The company’s international expansion is accelerating, with European operations showing particular strength. Recent partnerships with social media platforms like TikTok and Instagram have opened new customer acquisition channels, while the integration of artificial intelligence tools is improving merchant success rates. These developments position Shopify to capture disproportionate share of the global e-commerce market, which is projected to reach $8.1 trillion by 2026.

Furthermore, Shopify’s payments ecosystem is maturing rapidly. Shopify Payments now processes over 50% of GMV, compared to 35% two years ago. This shift not only improves margins but also provides valuable data insights that enhance the platform’s value proposition. The embedded finance opportunity represents a significant untapped revenue stream that could drive multiple expansion over time.

Valuation Metrics Signal Opportunity

From a valuation perspective, this TSX breakout candidate offers compelling risk-adjusted returns. Trading at roughly 8x forward sales, Shopify’s current multiple sits well below its historical average of 15x and significantly under peak valuations of 40x+ during 2021. This compression reflects both market-wide multiple contraction and company-specific execution concerns that have largely been addressed.

More relevant is Shopify’s enterprise value to gross profit multiple of 12x, compared to software-as-a-service (SaaS) peers averaging 18x. This discount exists despite Shopify’s superior growth profile and expanding addressable market. As the company demonstrates consistent execution and margin improvement, this valuation gap should narrow considerably.

The price-to-earnings-growth (PEG) ratio of 1.2 indicates the stock isn’t pricing in the full extent of Shopify’s earnings acceleration potential. With analyst estimates calling for 30%+ earnings growth over the next two years, current prices offer an attractive entry point for growth-oriented investors.

Risk Factors and Investment Considerations

While Shopify represents an attractive TSX breakout candidate, investors must acknowledge inherent risks. Economic recession could pressure small business spending, directly impacting Shopify’s merchant base. Competition from Amazon, Square, and other platforms continues intensifying, potentially limiting market share gains.

Currency fluctuations also present challenges, as most revenue is denominated in U.S. dollars while the stock trades in Canadian dollars. Rising interest rates could pressure growth stock valuations industry-wide, affecting Shopify regardless of fundamental performance.

However, these risks appear largely reflected in current pricing. The company’s diversified merchant base, international expansion, and improving unit economics provide downside protection while maintaining significant upside potential.

Forward-Looking Investment Thesis

Shopify stands as the most compelling TSX breakout candidate entering 2024, offering institutional and retail investors a unique opportunity to capitalize on a recovering growth story at attractive valuations. The technical setup suggests imminent upside acceleration, while fundamental improvements provide sustainable long-term value creation.
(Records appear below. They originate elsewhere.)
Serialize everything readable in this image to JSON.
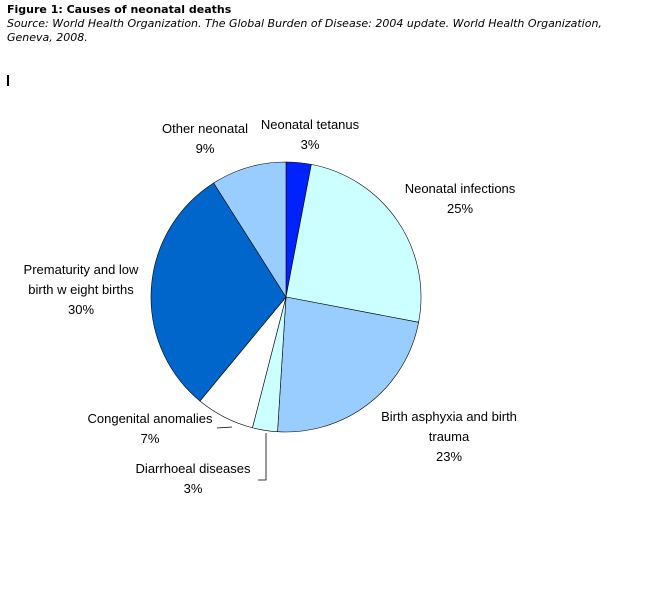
{
  "figure": {
    "title": "Figure 1: Causes of neonatal deaths",
    "source": "Source: World Health Organization. The Global Burden of Disease: 2004 update. World Health Organization, Geneva, 2008."
  },
  "chart_data": {
    "type": "pie",
    "title": "",
    "slices": [
      {
        "label": [
          "Neonatal tetanus"
        ],
        "pct_label": "3%",
        "value": 3,
        "color": "#0022ff"
      },
      {
        "label": [
          "Neonatal infections"
        ],
        "pct_label": "25%",
        "value": 25,
        "color": "#ccffff"
      },
      {
        "label": [
          "Birth asphyxia and birth",
          "trauma"
        ],
        "pct_label": "23%",
        "value": 23,
        "color": "#99ccff"
      },
      {
        "label": [
          "Diarrhoeal diseases"
        ],
        "pct_label": "3%",
        "value": 3,
        "color": "#ccffff"
      },
      {
        "label": [
          "Congenital anomalies"
        ],
        "pct_label": "7%",
        "value": 7,
        "color": "#ffffff"
      },
      {
        "label": [
          "Prematurity and low",
          "birth w eight births"
        ],
        "pct_label": "30%",
        "value": 30,
        "color": "#0066cc"
      },
      {
        "label": [
          "Other neonatal"
        ],
        "pct_label": "9%",
        "value": 9,
        "color": "#99ccff"
      }
    ]
  }
}
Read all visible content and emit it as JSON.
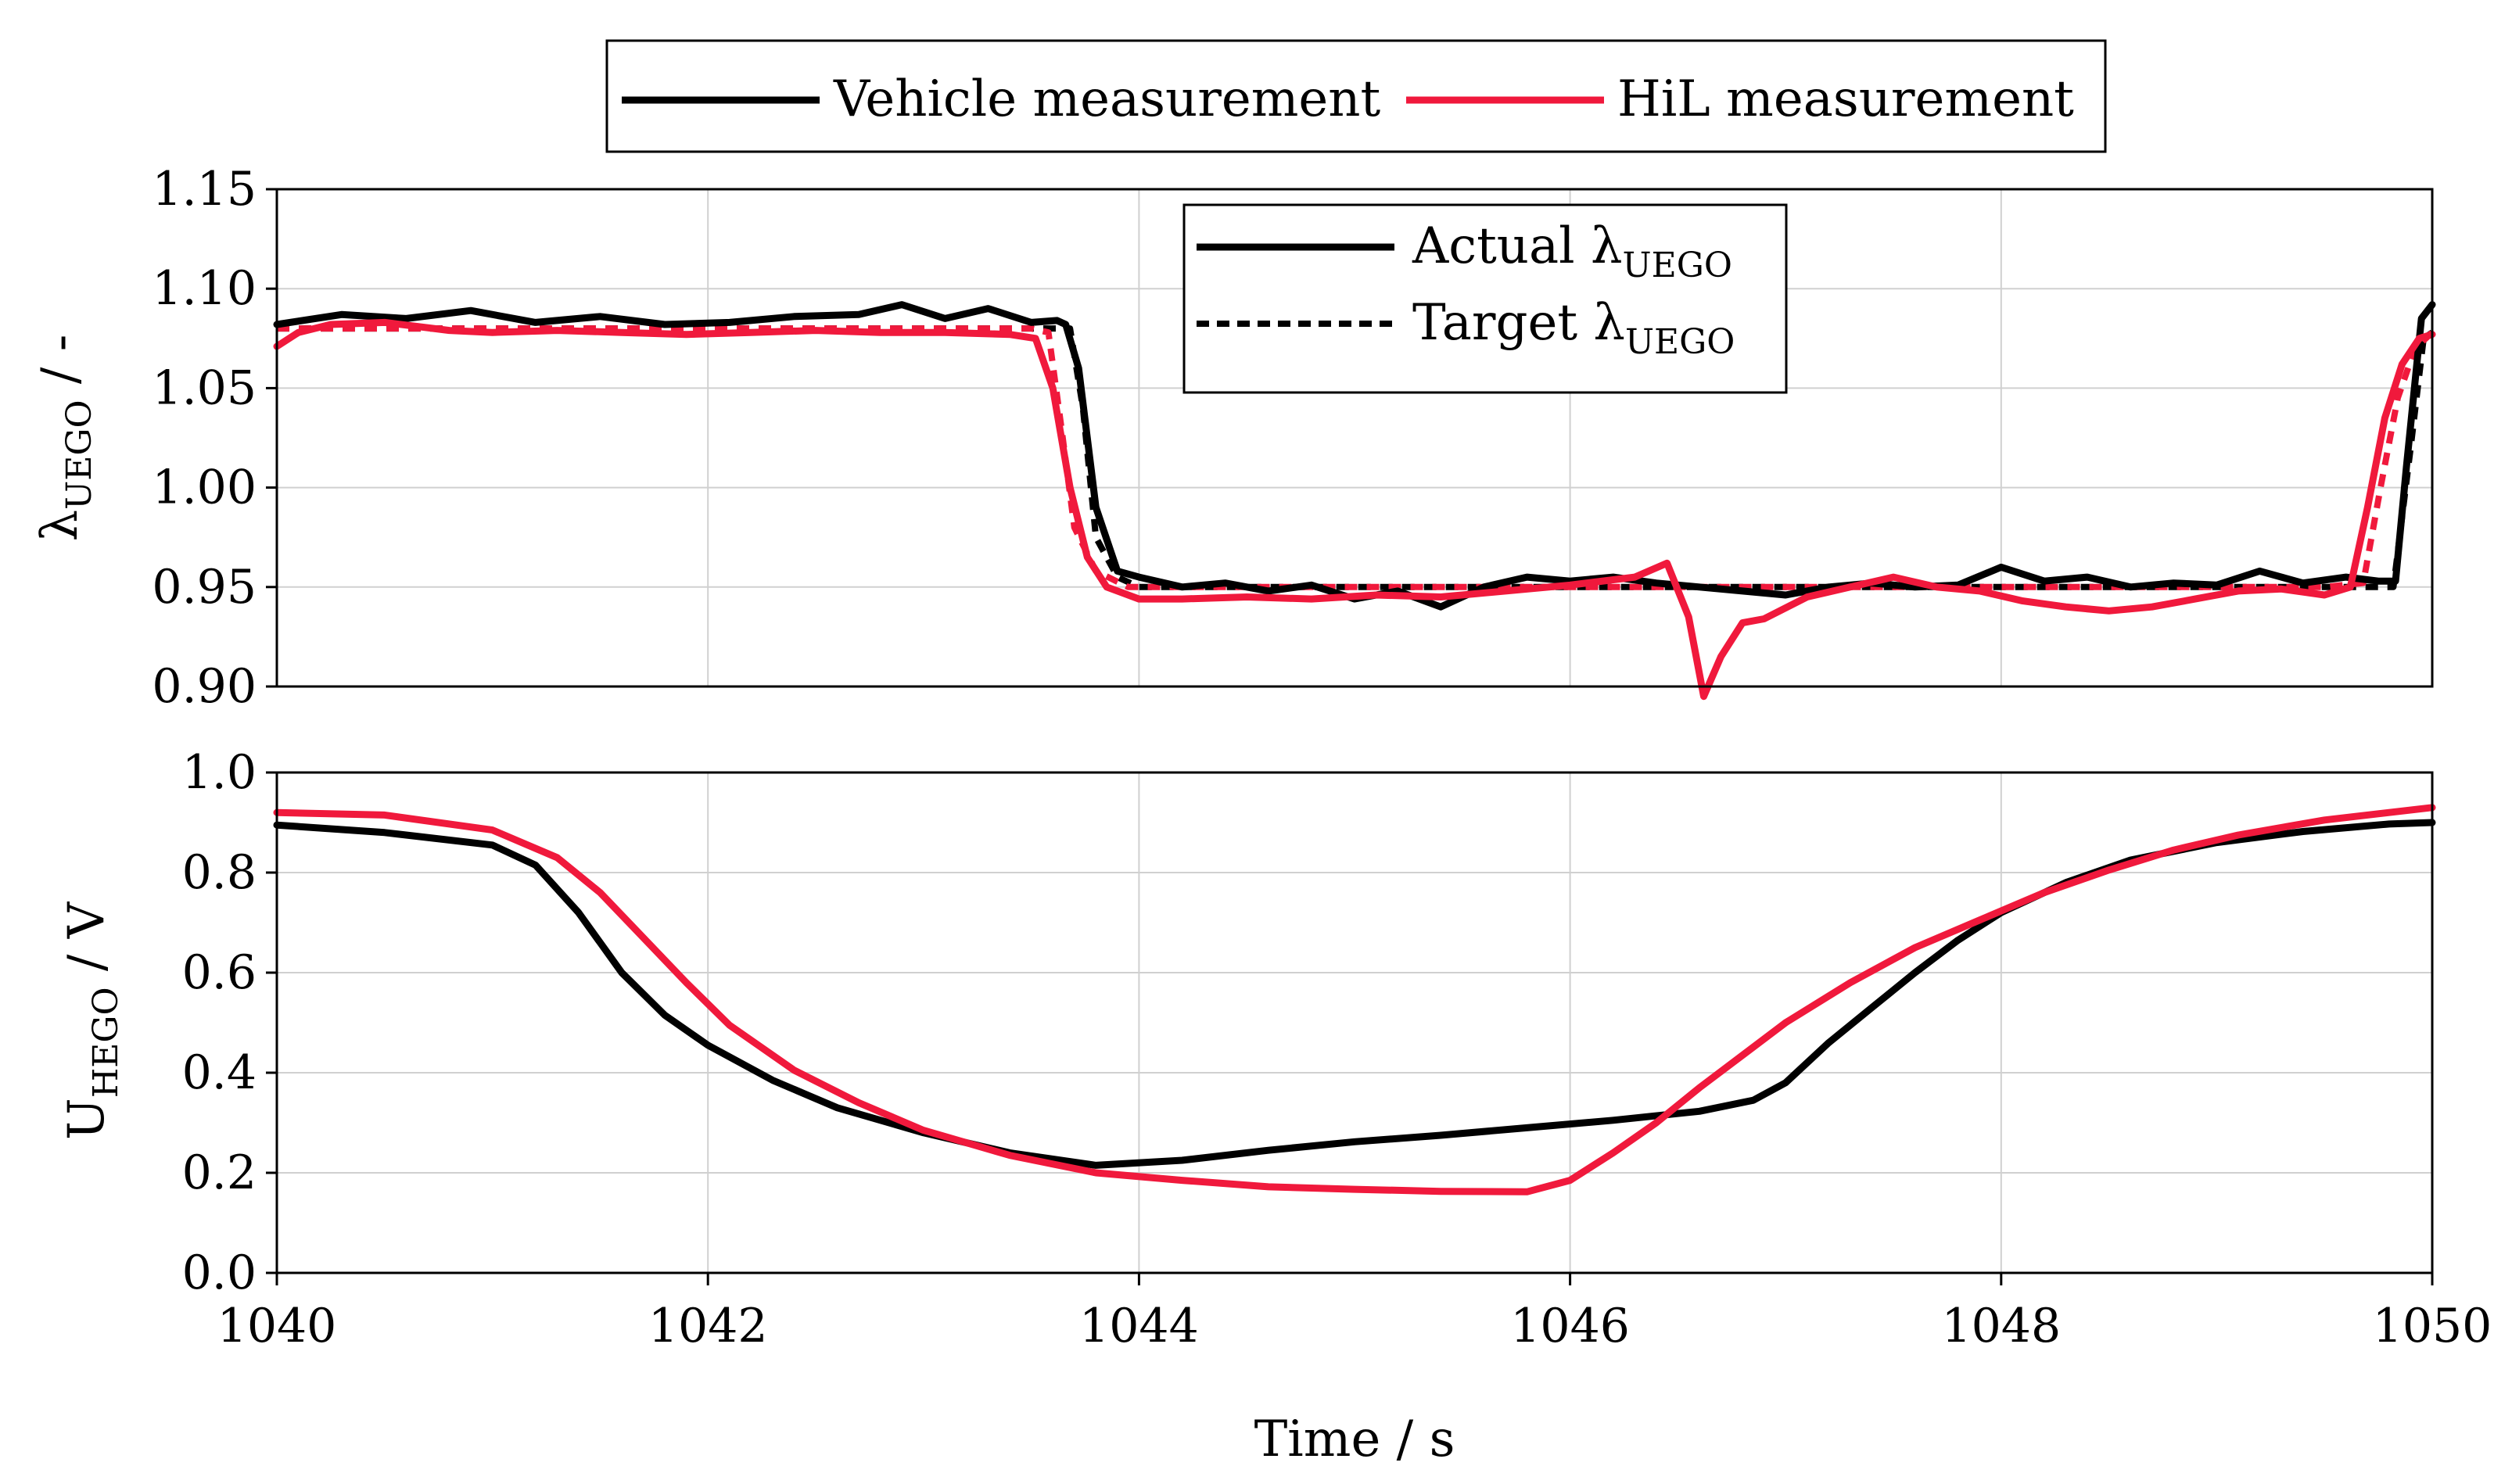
{
  "chart_data": {
    "type": "line",
    "x_label": "Time / s",
    "x_range": [
      1040,
      1050
    ],
    "x_ticks": [
      "1040",
      "1042",
      "1044",
      "1046",
      "1048",
      "1050"
    ],
    "colors": {
      "vehicle": "#000000",
      "hil": "#f0193c",
      "grid": "#d0d0d0"
    },
    "figure_legend": [
      {
        "label": "Vehicle measurement",
        "color": "#000000"
      },
      {
        "label": "HiL measurement",
        "color": "#f0193c"
      }
    ],
    "panels": [
      {
        "id": "lambda",
        "y_label_main": "λ",
        "y_label_sub": "UEGO",
        "y_label_suffix": " / -",
        "y_range": [
          0.9,
          1.15
        ],
        "y_ticks": [
          "1.15",
          "1.10",
          "1.05",
          "1.00",
          "0.95",
          "0.90"
        ],
        "legend": [
          {
            "label_main": "Actual λ",
            "label_sub": "UEGO",
            "style": "solid"
          },
          {
            "label_main": "Target λ",
            "label_sub": "UEGO",
            "style": "dashed"
          }
        ],
        "series": [
          {
            "name": "Vehicle actual λUEGO",
            "color": "#000000",
            "style": "solid",
            "x": [
              1040,
              1040.3,
              1040.6,
              1040.9,
              1041.2,
              1041.5,
              1041.8,
              1042.1,
              1042.4,
              1042.7,
              1042.9,
              1043.1,
              1043.3,
              1043.5,
              1043.62,
              1043.66,
              1043.72,
              1043.8,
              1043.9,
              1044.0,
              1044.2,
              1044.4,
              1044.6,
              1044.8,
              1045.0,
              1045.2,
              1045.4,
              1045.6,
              1045.8,
              1046.0,
              1046.2,
              1046.4,
              1046.6,
              1046.8,
              1047.0,
              1047.2,
              1047.4,
              1047.6,
              1047.8,
              1048.0,
              1048.2,
              1048.4,
              1048.6,
              1048.8,
              1049.0,
              1049.2,
              1049.4,
              1049.6,
              1049.75,
              1049.83,
              1049.88,
              1049.95,
              1050.0
            ],
            "y": [
              1.082,
              1.087,
              1.085,
              1.089,
              1.083,
              1.086,
              1.082,
              1.083,
              1.086,
              1.087,
              1.092,
              1.085,
              1.09,
              1.083,
              1.084,
              1.082,
              1.06,
              0.99,
              0.958,
              0.955,
              0.95,
              0.952,
              0.948,
              0.951,
              0.944,
              0.948,
              0.94,
              0.95,
              0.955,
              0.953,
              0.955,
              0.952,
              0.95,
              0.948,
              0.946,
              0.95,
              0.952,
              0.95,
              0.951,
              0.96,
              0.953,
              0.955,
              0.95,
              0.952,
              0.951,
              0.958,
              0.952,
              0.955,
              0.953,
              0.953,
              1.01,
              1.085,
              1.092
            ]
          },
          {
            "name": "Vehicle target λUEGO",
            "color": "#000000",
            "style": "dashed",
            "x": [
              1040,
              1040.5,
              1041.0,
              1041.5,
              1042.0,
              1042.5,
              1043.0,
              1043.5,
              1043.68,
              1043.74,
              1043.8,
              1043.9,
              1044.0,
              1044.5,
              1045.0,
              1045.5,
              1046.0,
              1046.5,
              1047.0,
              1047.5,
              1048.0,
              1048.5,
              1049.0,
              1049.5,
              1049.82,
              1049.9,
              1049.96,
              1050.0
            ],
            "y": [
              1.08,
              1.08,
              1.08,
              1.08,
              1.08,
              1.08,
              1.08,
              1.08,
              1.08,
              1.04,
              0.975,
              0.955,
              0.95,
              0.95,
              0.95,
              0.95,
              0.95,
              0.95,
              0.95,
              0.95,
              0.95,
              0.95,
              0.95,
              0.95,
              0.95,
              1.02,
              1.075,
              1.078
            ]
          },
          {
            "name": "HiL actual λUEGO",
            "color": "#f0193c",
            "style": "solid",
            "x": [
              1040,
              1040.1,
              1040.25,
              1040.5,
              1040.8,
              1041.0,
              1041.3,
              1041.6,
              1041.9,
              1042.2,
              1042.5,
              1042.8,
              1043.1,
              1043.4,
              1043.52,
              1043.6,
              1043.68,
              1043.76,
              1043.85,
              1044.0,
              1044.2,
              1044.5,
              1044.8,
              1045.1,
              1045.4,
              1045.7,
              1046.0,
              1046.3,
              1046.45,
              1046.55,
              1046.62,
              1046.7,
              1046.8,
              1046.9,
              1047.1,
              1047.3,
              1047.5,
              1047.7,
              1047.9,
              1048.1,
              1048.3,
              1048.5,
              1048.7,
              1048.9,
              1049.1,
              1049.3,
              1049.5,
              1049.62,
              1049.7,
              1049.78,
              1049.86,
              1049.94,
              1050.0
            ],
            "y": [
              1.071,
              1.078,
              1.082,
              1.083,
              1.079,
              1.078,
              1.079,
              1.078,
              1.077,
              1.078,
              1.079,
              1.078,
              1.078,
              1.077,
              1.075,
              1.05,
              1.0,
              0.965,
              0.95,
              0.944,
              0.944,
              0.945,
              0.944,
              0.946,
              0.945,
              0.948,
              0.951,
              0.955,
              0.962,
              0.935,
              0.895,
              0.915,
              0.932,
              0.934,
              0.945,
              0.95,
              0.955,
              0.95,
              0.948,
              0.943,
              0.94,
              0.938,
              0.94,
              0.944,
              0.948,
              0.949,
              0.946,
              0.95,
              0.99,
              1.035,
              1.062,
              1.075,
              1.077
            ]
          },
          {
            "name": "HiL target λUEGO",
            "color": "#f0193c",
            "style": "dashed",
            "x": [
              1040,
              1040.5,
              1041.0,
              1041.5,
              1042.0,
              1042.5,
              1043.0,
              1043.5,
              1043.58,
              1043.64,
              1043.7,
              1043.8,
              1043.95,
              1044.5,
              1045.0,
              1045.5,
              1046.0,
              1046.5,
              1047.0,
              1047.5,
              1048.0,
              1048.5,
              1049.0,
              1049.5,
              1049.68,
              1049.76,
              1049.84,
              1049.92,
              1050.0
            ],
            "y": [
              1.08,
              1.08,
              1.08,
              1.08,
              1.08,
              1.08,
              1.08,
              1.08,
              1.078,
              1.03,
              0.98,
              0.958,
              0.95,
              0.95,
              0.95,
              0.95,
              0.95,
              0.95,
              0.95,
              0.95,
              0.95,
              0.95,
              0.95,
              0.95,
              0.952,
              1.0,
              1.045,
              1.07,
              1.078
            ]
          }
        ]
      },
      {
        "id": "hego",
        "y_label_main": "U",
        "y_label_sub": "HEGO",
        "y_label_suffix": " / V",
        "y_range": [
          0.0,
          1.0
        ],
        "y_ticks": [
          "1.0",
          "0.8",
          "0.6",
          "0.4",
          "0.2",
          "0.0"
        ],
        "series": [
          {
            "name": "Vehicle U_HEGO",
            "color": "#000000",
            "style": "solid",
            "x": [
              1040,
              1040.5,
              1041.0,
              1041.2,
              1041.4,
              1041.6,
              1041.8,
              1042.0,
              1042.3,
              1042.6,
              1043.0,
              1043.4,
              1043.8,
              1044.2,
              1044.6,
              1045.0,
              1045.4,
              1045.8,
              1046.2,
              1046.6,
              1046.85,
              1047.0,
              1047.2,
              1047.4,
              1047.6,
              1047.8,
              1048.0,
              1048.3,
              1048.6,
              1049.0,
              1049.4,
              1049.8,
              1050.0
            ],
            "y": [
              0.895,
              0.88,
              0.855,
              0.815,
              0.72,
              0.6,
              0.515,
              0.455,
              0.385,
              0.33,
              0.28,
              0.24,
              0.215,
              0.225,
              0.245,
              0.262,
              0.275,
              0.29,
              0.305,
              0.323,
              0.345,
              0.38,
              0.46,
              0.53,
              0.6,
              0.665,
              0.72,
              0.78,
              0.825,
              0.86,
              0.882,
              0.897,
              0.9
            ]
          },
          {
            "name": "HiL U_HEGO",
            "color": "#f0193c",
            "style": "solid",
            "x": [
              1040,
              1040.5,
              1041.0,
              1041.3,
              1041.5,
              1041.7,
              1041.9,
              1042.1,
              1042.4,
              1042.7,
              1043.0,
              1043.4,
              1043.8,
              1044.2,
              1044.6,
              1045.0,
              1045.4,
              1045.8,
              1046.0,
              1046.2,
              1046.4,
              1046.6,
              1046.8,
              1047.0,
              1047.3,
              1047.6,
              1047.9,
              1048.2,
              1048.5,
              1048.8,
              1049.1,
              1049.5,
              1050.0
            ],
            "y": [
              0.92,
              0.915,
              0.885,
              0.83,
              0.76,
              0.67,
              0.58,
              0.495,
              0.405,
              0.34,
              0.285,
              0.235,
              0.2,
              0.185,
              0.172,
              0.167,
              0.163,
              0.162,
              0.185,
              0.24,
              0.3,
              0.37,
              0.435,
              0.5,
              0.58,
              0.65,
              0.705,
              0.76,
              0.805,
              0.845,
              0.875,
              0.905,
              0.93
            ]
          }
        ]
      }
    ]
  }
}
Conservative price targets suggest 40-50% upside potential over the next 12 months, with more aggressive scenarios pointing to CAD $120+ if execution continues improving. For investors seeking exposure to global e-commerce growth through a fundamentally sound Canadian company, Shopify presents an asymmetric risk-reward profile that warrants serious consideration.

The window for entry at current levels may be closing rapidly as institutional recognition builds. Investors should consider initiating positions while conducting proper due diligence, potentially using dollar-cost averaging to manage volatility. The convergence of technical momentum, fundamental improvement, and attractive valuations creates conditions rarely seen in quality growth names—making Shopify a breakout candidate worth watching closely.